If you are really trying to create a restful API instead if some URL endpoints which happen to speak some HTTP dialect, you should stick to GET. It's even again in your path, so you seem to be pretty sure it's a get.
Instead of trying to hide the username and password in GET or POST parameters, you should instead use Basic authentication, which was invented especially for that purpose and is universally available in clients (and is available using convenience methods in Sinatra).
Also, if you are trying to use REST, you should embrace the concept of resources and resoiurce collections (which is implied by the R and E of REST). So you have a single URL like http://myapi.heroku.com/NearbyPlaces. If you GET there, you gather information about that resource, if you POST, you create a new resource, if you PUT yopu update n existing resource and if you DELETE, well, you delete it. What you should do before is th structure your object space into these resources and design your API around it.
Possibly, you could have a resource collection at http://myapi.heroku.com/places. Each place as a resource has a unique URL like http://myapi.heroku.com/places/123. New polaces can be created by POSTing to http://myapi.heroku.com/places. And nearby places could be gathered by GETing http://myapi.heroku.com/places/nearby?lon=12.343523&lat=56.123533&radius=30. hat call could return an Array or URLs to nearby places, e.g.
[
"http://myapi.heroku.com/places/123",
"http://myapi.heroku.com/places/17",
"http://myapi.heroku.com/places/42"
]
If you want to be truly discoverable, you might also embrace HATEOAS which constraints REST smentics in a way to allows API clients to "browse" through the API as a user with a browser would do. To allow this, you use Hyperlink inside your API which point to other resources, kind of like in the example above.
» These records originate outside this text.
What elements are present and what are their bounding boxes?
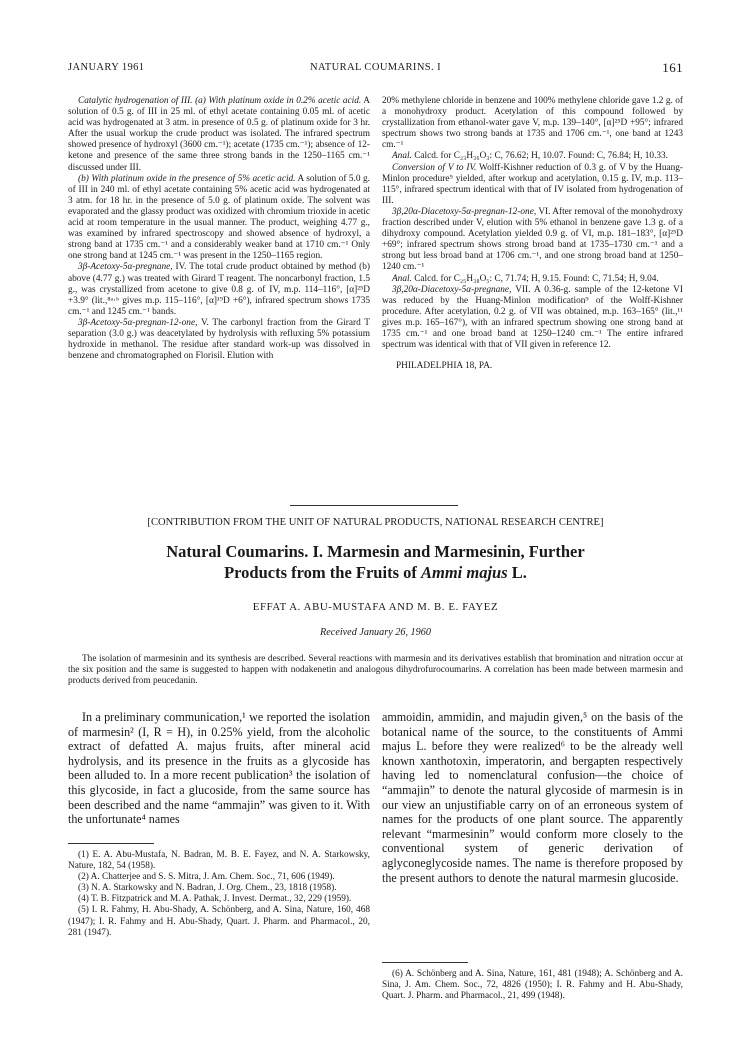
paragraph-compound-vi: 3β,20α-Diacetoxy-5α-pregnan-12-one, VI. After removal of the monohydroxy fraction described under V, elution with 5% ethanol in benzene gave 1.3 g. of a dihydroxy compound. Acetylation yielded 0.9 g. of VI, m.p. 181–183°, [α]²⁵D +69°; infrared spectrum shows strong broad band at 1735–1730 cm.⁻¹ and a strong but less broad band at 1706 cm.⁻¹, and one strong broad band at 1250–1240 cm.⁻¹ (382, 206, 683, 273)
footnote-rule-right (382, 962, 468, 963)
body-column-right: ammoidin, ammidin, and majudin given,⁵ on the basis of the botanical name of the source, to the constituents of Ammi majus L. before they were realized⁶ to be the already well known xanthotoxin, imperatorin, and bergapten respectively having led to nomenclatural confusion—the choice of “ammajin” to denote the natural glycoside of marmesin is in our view an unjustifiable carry on of an erroneous system of names for the products of one plant source. The apparently relevant “marmesinin” would conform more closely to the conventional system of generic derivation of aglyconeglycoside names. The name is therefore proposed by the present authors to denote the natural marmesin glucoside. (382, 710, 683, 885)
footnote-rule-left (68, 843, 154, 844)
paragraph-compound-iv: 3β-Acetoxy-5α-pregnane, IV. The total crude product obtained by method (b) above (4.77 g.) was treated with Girard T reagent. The noncarbonyl fraction, 1.5 g., was crystallized from acetone to give 0.8 g. of IV, m.p. 114–116°, [α]²⁵D +3.9° (lit.,⁸ᵃ·ᵇ gives m.p. 115–116°, [α]¹⁹D +6°), infrared spectrum shows 1735 cm.⁻¹ and 1245 cm.⁻¹ bands. (68, 262, 370, 317)
section-divider (290, 505, 458, 506)
article-title-line-2: Products from the Fruits of Ammi majus L. (224, 563, 527, 582)
footnote-5: (5) I. R. Fahmy, H. Abu-Shady, A. Schönberg, and A. Sina, Nature, 160, 468 (1947); I. R. Fahmy and H. Abu-Shady, Quart. J. Pharm. and Pharmacol., 20, 281 (1947). (68, 905, 370, 938)
abstract: The isolation of marmesinin and its synthesis are described. Several reactions with marmesin and its derivatives establish that bromination and nitration occur at the six position and the same is suggested to happen with nodakenetin and analogous dihydrofurocoumarins. A correlation has been made between marmesin and products derived from peucedanin. (68, 654, 683, 687)
experimental-column-left (68, 96, 370, 490)
paragraph-compound-v: 3β-Acetoxy-5α-pregnan-12-one, V. The carbonyl fraction from the Girard T separation (3.0 g.) was deacetylated by hydrolysis with refluxing 5% potassium hydroxide in methanol. The residue after standard work-up was dissolved in benzene and chromatographed on Florisil. Elution with (68, 317, 370, 362)
footnotes-left (68, 850, 370, 992)
paragraph-compound-vii: 3β,20α-Diacetoxy-5α-pregnane, VII. A 0.36-g. sample of the 12-ketone VI was reduced by the Huang-Minlon modification⁹ of the Wolff-Kishner procedure. After acetylation, 0.2 g. of VII was obtained, m.p. 163–165° (lit.,¹¹ gives m.p. 165–167°), with an infrared spectrum showing one strong band at 1735 cm.⁻¹ and one broad band at 1250–1240 cm.⁻¹ The entire infrared spectrum was identical with that of VII given in reference 12. (382, 284, 683, 351)
page-number: 161 (662, 60, 683, 75)
affiliation-location: PHILADELPHIA 18, PA. (396, 361, 493, 372)
experimental-column-right (382, 96, 683, 490)
article-title-line-1: Natural Coumarins. I. Marmesin and Marmesinin, Further (166, 542, 585, 561)
footnote-3: (3) N. A. Starkowsky and N. Badran, J. Org. Chem., 23, 1818 (1958). (78, 883, 337, 894)
footnote-4: (4) T. B. Fitzpatrick and M. A. Pathak, J. Invest. Dermat., 32, 229 (1959). (78, 894, 352, 905)
authors: EFFAT A. ABU-MUSTAFA AND M. B. E. FAYEZ (252, 601, 499, 613)
footnote-6: (6) A. Schönberg and A. Sina, Nature, 161, 481 (1948); A. Schönberg and A. Sina, J. Am. Chem. Soc., 72, 4826 (1950); I. R. Fahmy and H. Abu-Shady, Quart. J. Pharm. and Pharmacol., 21, 499 (1948). (382, 969, 683, 1002)
received-date: Received January 26, 1960 (320, 627, 431, 638)
paragraph-analysis-vi: Anal. Calcd. for C₂₅H₃₈O₅: C, 71.74; H, 9.15. Found: C, 71.54; H, 9.04. (392, 273, 659, 284)
footnote-1: (1) E. A. Abu-Mustafa, N. Badran, M. B. E. Fayez, and N. A. Starkowsky, Nature, 182, 54 (1958). (68, 850, 370, 872)
paragraph-hydrogenation-b: (b) With platinum oxide in the presence of 5% acetic acid. A solution of 5.0 g. of III in 240 ml. of ethyl acetate containing 5% acetic acid was hydrogenated at 3 atm. for 18 hr. in the presence of 5.0 g. of platinum oxide. The solvent was evaporated and the glassy product was oxidized with chromium trioxide in acetic acid at room temperature in the usual manner. The product, weighing 4.77 g., was examined by infrared spectroscopy and showed absence of hydroxyl, a strong band at 1735 cm.⁻¹ and a considerably weaker band at 1710 cm.⁻¹ Only one strong band at 1245 cm.⁻¹ was present in the 1250–1165 region. (68, 173, 370, 262)
running-head-title: NATURAL COUMARINS. I (310, 62, 441, 73)
paragraph-analysis-v: Anal. Calcd. for C₂₃H₃₆O₃: C, 76.62; H, 10.07. Found: C, 76.84; H, 10.33. (392, 151, 669, 162)
body-column-left: In a preliminary communication,¹ we reported the isolation of marmesin² (I, R = H), in 0.25% yield, from the alcoholic extract of defatted A. majus fruits, after mineral acid hydrolysis, and its presence in the fruits as a glycoside has been alluded to. In a more recent publication³ the isolation of this glycoside, in fact a glucoside, from the same source has been described and the name “ammajin” was given to it. With the unfortunate⁴ names (68, 710, 370, 827)
footnotes-right (382, 969, 683, 1009)
running-head (68, 62, 683, 76)
paragraph-conversion: Conversion of V to IV. Wolff-Kishner reduction of 0.3 g. of V by the Huang-Minlon procedure⁹ yielded, after workup and acetylation, 0.15 g. IV, m.p. 113–115°, infrared spectrum identical with that of IV isolated from hydrogenation of III. (382, 162, 683, 206)
paragraph-continued: 20% methylene chloride in benzene and 100% methylene chloride gave 1.2 g. of a monohydroxy product. Acetylation of this compound followed by crystallization from ethanol-water gave V, m.p. 139–140°, [α]²⁵D +95°; infrared spectrum shows two strong bands at 1735 and 1706 cm.⁻¹, one band at 1243 cm.⁻¹ (382, 96, 683, 151)
footnote-2: (2) A. Chatterjee and S. S. Mitra, J. Am. Chem. Soc., 71, 606 (1949). (78, 872, 335, 883)
contribution-line: [CONTRIBUTION FROM THE UNIT OF NATURAL PRODUCTS, NATIONAL RESEARCH CENTRE] (147, 517, 604, 528)
paragraph-hydrogenation-a: Catalytic hydrogenation of III. (a) With platinum oxide in 0.2% acetic acid. A solution of 0.5 g. of III in 25 ml. of ethyl acetate containing 0.05 ml. of acetic acid was hydrogenated at 3 atm. in presence of 0.5 g. of platinum oxide for 3 hr. After the usual workup the crude product was isolated. The infrared spectrum showed presence of hydroxyl (3600 cm.⁻¹); acetate (1735 cm.⁻¹); absence of 12-ketone and presence of the same three strong bands in the 1250–1165 cm.⁻¹ discussed under III. (68, 96, 370, 173)
running-head-date: JANUARY 1961 (68, 62, 145, 73)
The params that are part of the url (namely lon, lat and radius) are known as query parameters, the user and password information that you want to send in your form are known as form parameters. In Sinatra both of these type of parameters are made available in the params hash of a controller.
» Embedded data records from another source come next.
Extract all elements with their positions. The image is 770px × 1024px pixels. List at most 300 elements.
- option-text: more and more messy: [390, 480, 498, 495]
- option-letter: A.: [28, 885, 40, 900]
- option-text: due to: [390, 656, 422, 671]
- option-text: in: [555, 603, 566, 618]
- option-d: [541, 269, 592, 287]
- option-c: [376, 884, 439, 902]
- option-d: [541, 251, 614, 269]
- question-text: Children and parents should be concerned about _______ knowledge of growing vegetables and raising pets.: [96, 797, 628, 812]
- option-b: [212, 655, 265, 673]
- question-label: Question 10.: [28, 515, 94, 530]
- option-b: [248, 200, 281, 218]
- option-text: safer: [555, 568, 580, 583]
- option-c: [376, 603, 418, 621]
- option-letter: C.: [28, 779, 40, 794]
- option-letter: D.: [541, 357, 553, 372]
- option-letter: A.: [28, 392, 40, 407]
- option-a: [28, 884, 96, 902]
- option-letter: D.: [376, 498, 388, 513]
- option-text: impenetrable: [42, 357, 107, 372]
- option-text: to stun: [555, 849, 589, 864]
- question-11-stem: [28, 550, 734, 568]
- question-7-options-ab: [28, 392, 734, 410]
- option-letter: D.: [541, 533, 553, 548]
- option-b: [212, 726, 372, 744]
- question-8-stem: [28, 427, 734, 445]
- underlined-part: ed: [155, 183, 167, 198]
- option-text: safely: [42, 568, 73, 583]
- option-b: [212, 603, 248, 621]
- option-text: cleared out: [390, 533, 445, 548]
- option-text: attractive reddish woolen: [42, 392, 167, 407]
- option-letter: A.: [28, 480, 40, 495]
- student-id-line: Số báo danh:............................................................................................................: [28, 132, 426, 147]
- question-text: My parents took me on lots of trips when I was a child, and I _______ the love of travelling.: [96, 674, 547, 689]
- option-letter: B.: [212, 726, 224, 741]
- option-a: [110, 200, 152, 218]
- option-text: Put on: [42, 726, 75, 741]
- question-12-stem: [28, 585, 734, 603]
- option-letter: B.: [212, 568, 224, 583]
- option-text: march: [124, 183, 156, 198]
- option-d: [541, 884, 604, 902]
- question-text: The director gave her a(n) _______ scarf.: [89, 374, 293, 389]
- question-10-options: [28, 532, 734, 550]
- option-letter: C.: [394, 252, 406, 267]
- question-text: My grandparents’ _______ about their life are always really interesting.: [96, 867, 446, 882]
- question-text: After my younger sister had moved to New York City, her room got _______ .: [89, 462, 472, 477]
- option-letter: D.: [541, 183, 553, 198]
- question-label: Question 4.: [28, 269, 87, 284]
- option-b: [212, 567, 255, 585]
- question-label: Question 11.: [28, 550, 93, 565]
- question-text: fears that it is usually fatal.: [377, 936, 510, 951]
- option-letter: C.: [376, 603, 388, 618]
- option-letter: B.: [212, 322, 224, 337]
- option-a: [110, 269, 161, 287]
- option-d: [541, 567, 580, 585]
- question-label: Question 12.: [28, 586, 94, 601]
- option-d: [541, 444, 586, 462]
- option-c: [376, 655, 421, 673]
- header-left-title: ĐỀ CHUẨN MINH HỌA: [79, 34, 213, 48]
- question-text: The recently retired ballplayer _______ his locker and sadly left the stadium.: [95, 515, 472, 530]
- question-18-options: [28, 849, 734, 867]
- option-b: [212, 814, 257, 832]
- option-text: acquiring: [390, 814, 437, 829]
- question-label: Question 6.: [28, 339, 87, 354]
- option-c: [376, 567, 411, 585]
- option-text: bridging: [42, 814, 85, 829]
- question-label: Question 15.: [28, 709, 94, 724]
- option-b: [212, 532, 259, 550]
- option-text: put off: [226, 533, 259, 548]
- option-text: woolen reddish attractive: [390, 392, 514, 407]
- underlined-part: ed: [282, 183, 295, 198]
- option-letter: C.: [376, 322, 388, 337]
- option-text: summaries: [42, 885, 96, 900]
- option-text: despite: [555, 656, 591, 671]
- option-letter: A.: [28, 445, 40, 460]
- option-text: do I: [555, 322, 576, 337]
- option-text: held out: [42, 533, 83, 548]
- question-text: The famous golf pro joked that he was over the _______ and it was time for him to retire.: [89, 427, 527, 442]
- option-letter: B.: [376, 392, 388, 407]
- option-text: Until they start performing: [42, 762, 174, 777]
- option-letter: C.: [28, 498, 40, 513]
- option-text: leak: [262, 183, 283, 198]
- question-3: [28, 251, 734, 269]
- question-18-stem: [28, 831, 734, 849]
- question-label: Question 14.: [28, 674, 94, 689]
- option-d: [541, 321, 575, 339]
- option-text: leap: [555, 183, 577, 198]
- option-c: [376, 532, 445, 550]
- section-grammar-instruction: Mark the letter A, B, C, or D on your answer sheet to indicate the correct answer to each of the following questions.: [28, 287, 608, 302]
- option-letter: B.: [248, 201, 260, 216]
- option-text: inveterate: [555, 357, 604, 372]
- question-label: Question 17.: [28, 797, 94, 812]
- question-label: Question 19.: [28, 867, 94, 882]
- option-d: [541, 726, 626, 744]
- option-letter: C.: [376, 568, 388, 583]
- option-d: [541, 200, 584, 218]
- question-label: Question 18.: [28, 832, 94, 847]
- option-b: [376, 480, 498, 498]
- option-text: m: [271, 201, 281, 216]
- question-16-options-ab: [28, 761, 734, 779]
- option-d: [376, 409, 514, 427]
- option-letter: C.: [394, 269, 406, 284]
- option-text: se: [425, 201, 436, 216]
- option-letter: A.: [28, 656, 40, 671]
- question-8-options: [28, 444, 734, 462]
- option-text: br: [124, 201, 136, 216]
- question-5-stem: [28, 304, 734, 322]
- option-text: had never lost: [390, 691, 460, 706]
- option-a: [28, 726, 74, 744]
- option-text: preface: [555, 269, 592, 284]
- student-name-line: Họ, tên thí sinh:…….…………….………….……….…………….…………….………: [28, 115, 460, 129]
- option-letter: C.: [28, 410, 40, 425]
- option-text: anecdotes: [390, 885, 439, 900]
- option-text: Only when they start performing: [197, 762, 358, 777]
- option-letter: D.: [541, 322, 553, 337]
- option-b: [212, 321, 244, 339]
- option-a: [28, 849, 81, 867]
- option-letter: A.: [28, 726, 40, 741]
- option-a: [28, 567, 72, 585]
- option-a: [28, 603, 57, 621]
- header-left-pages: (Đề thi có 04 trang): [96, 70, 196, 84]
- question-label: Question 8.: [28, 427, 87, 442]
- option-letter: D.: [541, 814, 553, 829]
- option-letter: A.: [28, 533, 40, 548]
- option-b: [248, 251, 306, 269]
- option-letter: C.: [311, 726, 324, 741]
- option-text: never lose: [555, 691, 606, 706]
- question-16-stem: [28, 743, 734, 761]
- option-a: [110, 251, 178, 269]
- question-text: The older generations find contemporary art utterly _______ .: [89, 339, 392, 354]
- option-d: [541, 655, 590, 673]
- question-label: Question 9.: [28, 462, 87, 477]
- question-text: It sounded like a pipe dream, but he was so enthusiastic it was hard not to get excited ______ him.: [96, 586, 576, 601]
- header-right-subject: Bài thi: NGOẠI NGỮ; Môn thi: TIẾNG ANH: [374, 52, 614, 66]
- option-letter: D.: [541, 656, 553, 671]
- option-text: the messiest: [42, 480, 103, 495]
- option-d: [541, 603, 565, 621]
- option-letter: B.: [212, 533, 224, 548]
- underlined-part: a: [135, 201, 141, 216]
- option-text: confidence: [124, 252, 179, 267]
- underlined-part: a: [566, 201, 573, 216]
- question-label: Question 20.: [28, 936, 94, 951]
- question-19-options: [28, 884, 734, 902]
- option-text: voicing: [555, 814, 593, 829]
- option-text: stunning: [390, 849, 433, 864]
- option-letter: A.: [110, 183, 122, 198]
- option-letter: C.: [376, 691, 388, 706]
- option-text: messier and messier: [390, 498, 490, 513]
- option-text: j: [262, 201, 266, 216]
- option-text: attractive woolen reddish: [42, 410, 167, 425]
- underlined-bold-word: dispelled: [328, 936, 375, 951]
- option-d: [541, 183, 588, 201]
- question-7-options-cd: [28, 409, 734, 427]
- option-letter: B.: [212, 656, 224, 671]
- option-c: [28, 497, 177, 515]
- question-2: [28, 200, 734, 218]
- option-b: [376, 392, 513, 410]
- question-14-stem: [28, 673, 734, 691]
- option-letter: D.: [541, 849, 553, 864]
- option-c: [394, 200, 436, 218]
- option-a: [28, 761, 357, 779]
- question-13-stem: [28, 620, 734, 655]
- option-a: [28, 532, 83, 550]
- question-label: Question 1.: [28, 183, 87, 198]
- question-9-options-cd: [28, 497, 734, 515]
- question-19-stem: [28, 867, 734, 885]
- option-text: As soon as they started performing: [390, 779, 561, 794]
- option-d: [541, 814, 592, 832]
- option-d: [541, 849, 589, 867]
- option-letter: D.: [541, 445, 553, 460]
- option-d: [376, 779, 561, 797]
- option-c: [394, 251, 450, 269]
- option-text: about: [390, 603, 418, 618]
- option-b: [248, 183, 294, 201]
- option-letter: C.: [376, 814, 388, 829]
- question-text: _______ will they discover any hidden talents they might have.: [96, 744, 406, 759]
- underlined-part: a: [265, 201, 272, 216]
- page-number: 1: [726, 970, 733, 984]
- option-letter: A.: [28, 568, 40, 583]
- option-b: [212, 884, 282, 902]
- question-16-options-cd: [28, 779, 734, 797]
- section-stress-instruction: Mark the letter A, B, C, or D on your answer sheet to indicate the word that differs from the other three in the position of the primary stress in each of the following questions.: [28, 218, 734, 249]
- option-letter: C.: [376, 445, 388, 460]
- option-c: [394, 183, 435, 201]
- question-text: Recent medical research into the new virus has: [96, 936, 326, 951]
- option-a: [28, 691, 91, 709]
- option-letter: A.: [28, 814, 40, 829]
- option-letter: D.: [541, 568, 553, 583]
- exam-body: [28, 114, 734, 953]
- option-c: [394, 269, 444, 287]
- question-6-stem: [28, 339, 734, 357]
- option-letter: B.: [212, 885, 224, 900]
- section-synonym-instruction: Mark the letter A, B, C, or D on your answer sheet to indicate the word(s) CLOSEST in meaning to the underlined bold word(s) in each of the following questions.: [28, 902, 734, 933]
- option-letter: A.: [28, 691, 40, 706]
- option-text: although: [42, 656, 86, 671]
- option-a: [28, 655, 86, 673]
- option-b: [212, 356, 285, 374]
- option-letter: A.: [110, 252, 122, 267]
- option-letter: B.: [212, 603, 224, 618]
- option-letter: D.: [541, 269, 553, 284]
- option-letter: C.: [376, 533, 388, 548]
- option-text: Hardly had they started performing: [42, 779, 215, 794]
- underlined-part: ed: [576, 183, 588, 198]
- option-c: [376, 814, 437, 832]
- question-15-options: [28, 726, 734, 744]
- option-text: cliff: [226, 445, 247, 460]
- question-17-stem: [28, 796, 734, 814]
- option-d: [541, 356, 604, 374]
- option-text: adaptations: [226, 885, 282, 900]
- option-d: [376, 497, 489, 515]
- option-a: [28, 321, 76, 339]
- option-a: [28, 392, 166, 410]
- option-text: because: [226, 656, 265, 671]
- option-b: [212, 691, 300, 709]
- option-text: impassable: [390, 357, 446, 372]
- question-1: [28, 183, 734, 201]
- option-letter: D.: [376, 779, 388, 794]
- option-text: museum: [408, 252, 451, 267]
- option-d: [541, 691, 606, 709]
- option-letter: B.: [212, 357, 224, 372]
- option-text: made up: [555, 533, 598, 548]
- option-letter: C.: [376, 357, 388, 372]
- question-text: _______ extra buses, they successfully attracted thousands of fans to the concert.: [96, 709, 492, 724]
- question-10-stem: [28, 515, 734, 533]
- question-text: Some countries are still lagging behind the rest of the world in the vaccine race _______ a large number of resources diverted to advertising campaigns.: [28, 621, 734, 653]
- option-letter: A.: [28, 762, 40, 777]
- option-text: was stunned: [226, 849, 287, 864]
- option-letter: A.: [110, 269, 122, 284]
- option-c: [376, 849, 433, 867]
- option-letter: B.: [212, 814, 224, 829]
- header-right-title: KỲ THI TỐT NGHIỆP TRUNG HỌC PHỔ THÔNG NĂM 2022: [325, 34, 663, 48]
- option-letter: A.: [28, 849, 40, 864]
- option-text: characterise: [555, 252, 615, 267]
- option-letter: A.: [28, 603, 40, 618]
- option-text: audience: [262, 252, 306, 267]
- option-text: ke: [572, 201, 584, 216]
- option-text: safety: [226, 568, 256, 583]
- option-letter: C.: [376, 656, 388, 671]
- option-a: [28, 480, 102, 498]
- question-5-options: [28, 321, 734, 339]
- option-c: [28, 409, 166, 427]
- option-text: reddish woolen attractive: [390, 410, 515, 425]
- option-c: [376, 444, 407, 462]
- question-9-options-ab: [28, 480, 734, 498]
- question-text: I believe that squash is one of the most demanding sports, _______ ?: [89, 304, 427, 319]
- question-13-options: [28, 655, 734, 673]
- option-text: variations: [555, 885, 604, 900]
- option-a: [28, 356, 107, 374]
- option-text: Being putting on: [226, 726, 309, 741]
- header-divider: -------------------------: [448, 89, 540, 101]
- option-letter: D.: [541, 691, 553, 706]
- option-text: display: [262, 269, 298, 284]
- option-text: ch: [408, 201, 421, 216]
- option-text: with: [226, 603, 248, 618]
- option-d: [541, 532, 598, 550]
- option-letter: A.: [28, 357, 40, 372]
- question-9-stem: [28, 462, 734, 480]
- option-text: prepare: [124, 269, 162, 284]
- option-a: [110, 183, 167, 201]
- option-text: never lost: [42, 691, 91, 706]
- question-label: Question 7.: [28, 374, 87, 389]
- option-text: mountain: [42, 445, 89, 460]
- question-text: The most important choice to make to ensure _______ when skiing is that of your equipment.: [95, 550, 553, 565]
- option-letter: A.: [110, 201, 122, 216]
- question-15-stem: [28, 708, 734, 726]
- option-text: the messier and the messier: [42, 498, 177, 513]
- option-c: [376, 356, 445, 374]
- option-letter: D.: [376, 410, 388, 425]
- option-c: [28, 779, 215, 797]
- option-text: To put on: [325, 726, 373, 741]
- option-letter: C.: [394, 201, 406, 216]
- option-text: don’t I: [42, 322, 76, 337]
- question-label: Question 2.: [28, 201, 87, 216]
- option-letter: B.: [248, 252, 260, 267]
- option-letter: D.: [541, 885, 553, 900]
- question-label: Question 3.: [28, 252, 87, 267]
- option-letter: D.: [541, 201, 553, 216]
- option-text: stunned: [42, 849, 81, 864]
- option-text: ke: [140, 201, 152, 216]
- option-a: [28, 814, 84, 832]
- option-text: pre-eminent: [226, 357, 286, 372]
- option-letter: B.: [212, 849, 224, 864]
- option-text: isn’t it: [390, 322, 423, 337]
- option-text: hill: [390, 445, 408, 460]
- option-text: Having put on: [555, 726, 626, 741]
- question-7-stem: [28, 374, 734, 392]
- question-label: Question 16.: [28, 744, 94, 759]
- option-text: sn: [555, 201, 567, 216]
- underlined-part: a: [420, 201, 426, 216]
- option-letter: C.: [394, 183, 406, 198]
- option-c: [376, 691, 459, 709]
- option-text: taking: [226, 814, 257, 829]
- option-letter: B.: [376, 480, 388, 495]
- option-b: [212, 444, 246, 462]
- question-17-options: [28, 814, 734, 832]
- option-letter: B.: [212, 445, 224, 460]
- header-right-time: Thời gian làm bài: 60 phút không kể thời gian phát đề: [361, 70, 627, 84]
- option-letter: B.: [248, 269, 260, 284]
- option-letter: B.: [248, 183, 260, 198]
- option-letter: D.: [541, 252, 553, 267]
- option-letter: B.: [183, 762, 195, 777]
So in Sinatra you would be able to access your lon parameter as params[:lon] and the user parameter as params[:user].
I suggest using basic or digest authentication and a plain GET request. In other words, your request should be "GET /places?lat=x&lon=x&radius=x" and you should let HTTP handle the authentication. If I understand your situation correctly, this is the ideal approach and will certainly be the most RESTful solution.
As an aside, your URI could be improved. Having verbs ("get") and query-like adjectives ("nearby") in your resource names is not really appropriate. In general, resources should be nouns (ie. "places", "person", "books"). See the example request I wrote above; "get" is redundant because you are using a GET request and "nearby" is redundant because you are already querying by location.